Just last year, a military family who had recently relocated to Florida was battered like everyone else by Hurricane Ian. But unlike everyone else, this family was unfamiliar with local procedures and resources when disaster strikes. Fortunately, the family had started to meet people through the “Coffee Connects” that Blue Star Families hosts at Starbucks locations around the country. But in a crisis that’s not always so practical. Your neighbors on Nextdoor are accessible at all times, connecting neighbors to local information, alerts and agencies, and most importantly, to one another.

We are asking, then, for established neighbors and military families to do your part and use this next year to connect first on Nextdoor — and then to do more, once that connection is made. Oftentimes just asking for help leads to a new friend. Sharon, a military spouse with a young son, had just arrived in her neighborhood. Sharing a post on Nextdoor’s “For Sale & Free” section, she introduced herself and her family, and said that she was looking for a used playset so her 5-year-old could enjoy his new backyard. Before she knew it, she not only had the playset for her youngster, but had spent a lovely afternoon with neighbors assembling the equipment, sharing snacks and getting to know one another. It’s these simple acts of kindness that help people feel like they belong.
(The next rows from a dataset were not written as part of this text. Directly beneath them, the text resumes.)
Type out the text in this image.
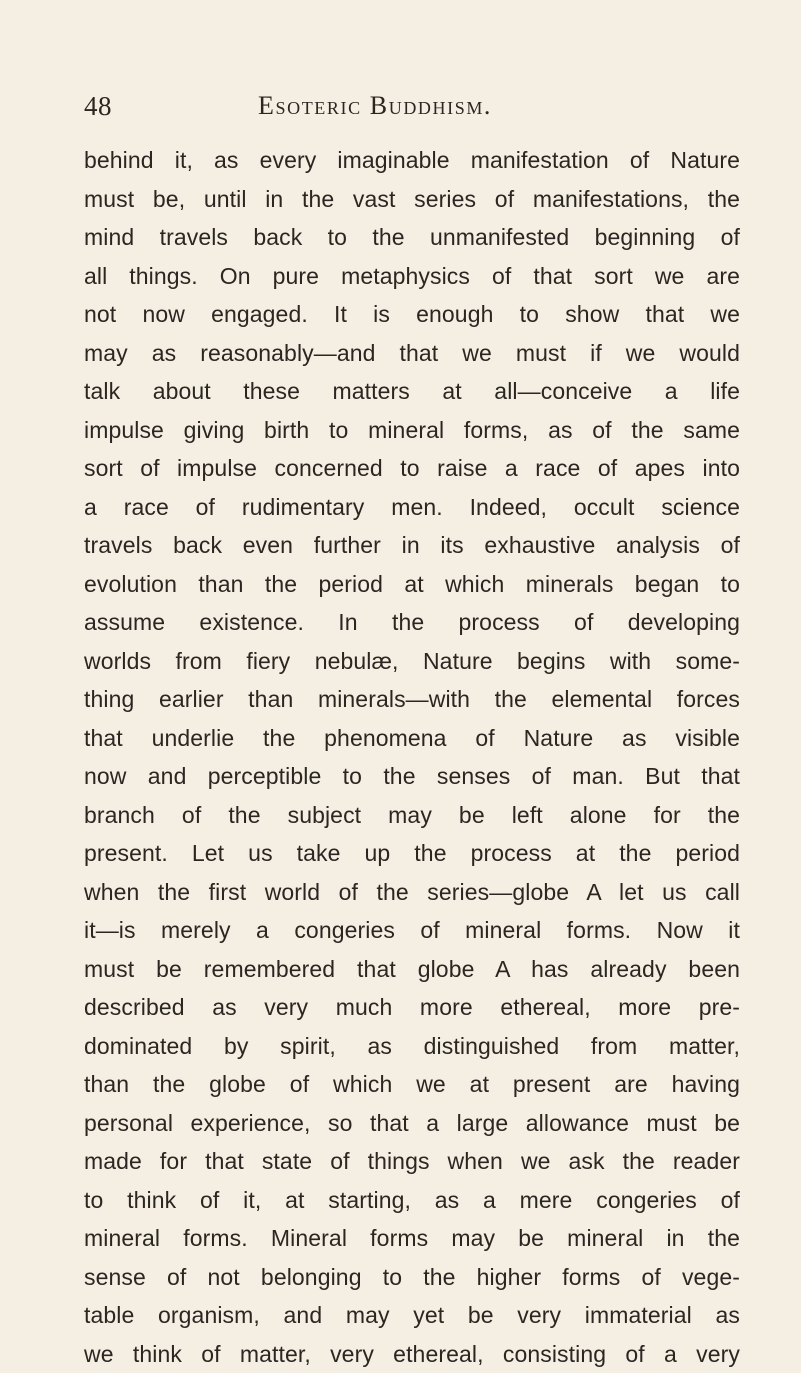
48	Esoteric Buddhism.
behind it, as every imaginable manifestation of Nature
must be, until in the vast series of manifestations, the
mind travels back to the unmanifested beginning of
all things. On pure metaphysics of that sort we are
not now engaged. It is enough to show that we
may as reasonably—and that we must if we would
talk about these matters at all—conceive a life
impulse giving birth to mineral forms, as of the same
sort of impulse concerned to raise a race of apes into
a race of rudimentary men. Indeed, occult science
travels back even further in its exhaustive analysis of
evolution than the period at which minerals began to
assume existence. In the process of developing
worlds from fiery nebulæ, Nature begins with some-
thing earlier than minerals—with the elemental forces
that underlie the phenomena of Nature as visible
now and perceptible to the senses of man. But that
branch of the subject may be left alone for the
present. Let us take up the process at the period
when the first world of the series—globe A let us call
it—is merely a congeries of mineral forms. Now it
must be remembered that globe A has already been
described as very much more ethereal, more pre-
dominated by spirit, as distinguished from matter,
than the globe of which we at present are having
personal experience, so that a large allowance must be
made for that state of things when we ask the reader
to think of it, at starting, as a mere congeries of
mineral forms. Mineral forms may be mineral in the
sense of not belonging to the higher forms of vege-
table organism, and may yet be very immaterial as
we think of matter, very ethereal, consisting of a very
Speaking personally, Kathy needed that connection in her life when her husband had to deploy on a secret mission soon after the birth of their second child. While alone and coping with the demands of law school, Kathy’s son had a medical emergency. She couldn’t take the baby anywhere and she had no child care. Fortunately, a pre-kindergarten parent she’d met was able to come over and provide “field care” at her home.

Unfortunately, Kathy’s experience is no outlier. Blue Star Families has an established list of ideas to help welcome military families as neighbors, ranging from as small as sharing a meal or pet sitting, to as life-changing as hiring a military spouse. (They can have trouble finding work when their lives are uprooted every few years.) As we see every day on Nextdoor, something as effortless and easy as a welcoming post can make an incredible difference.

When they do connect with new neighbors, they invariably find that neighbors want to help, but haven’t had a way to reach out. This partnership, and the influx of new families to their communities, is that boost and encouragement to reach out. We hope you do. It all starts with a post.

Kathy Roth-Douquet is CEO of Blue Star Families, a nonprofit that serves families of military service members. Heidi Andersen is Nextdoor’s head of revenue and marketing.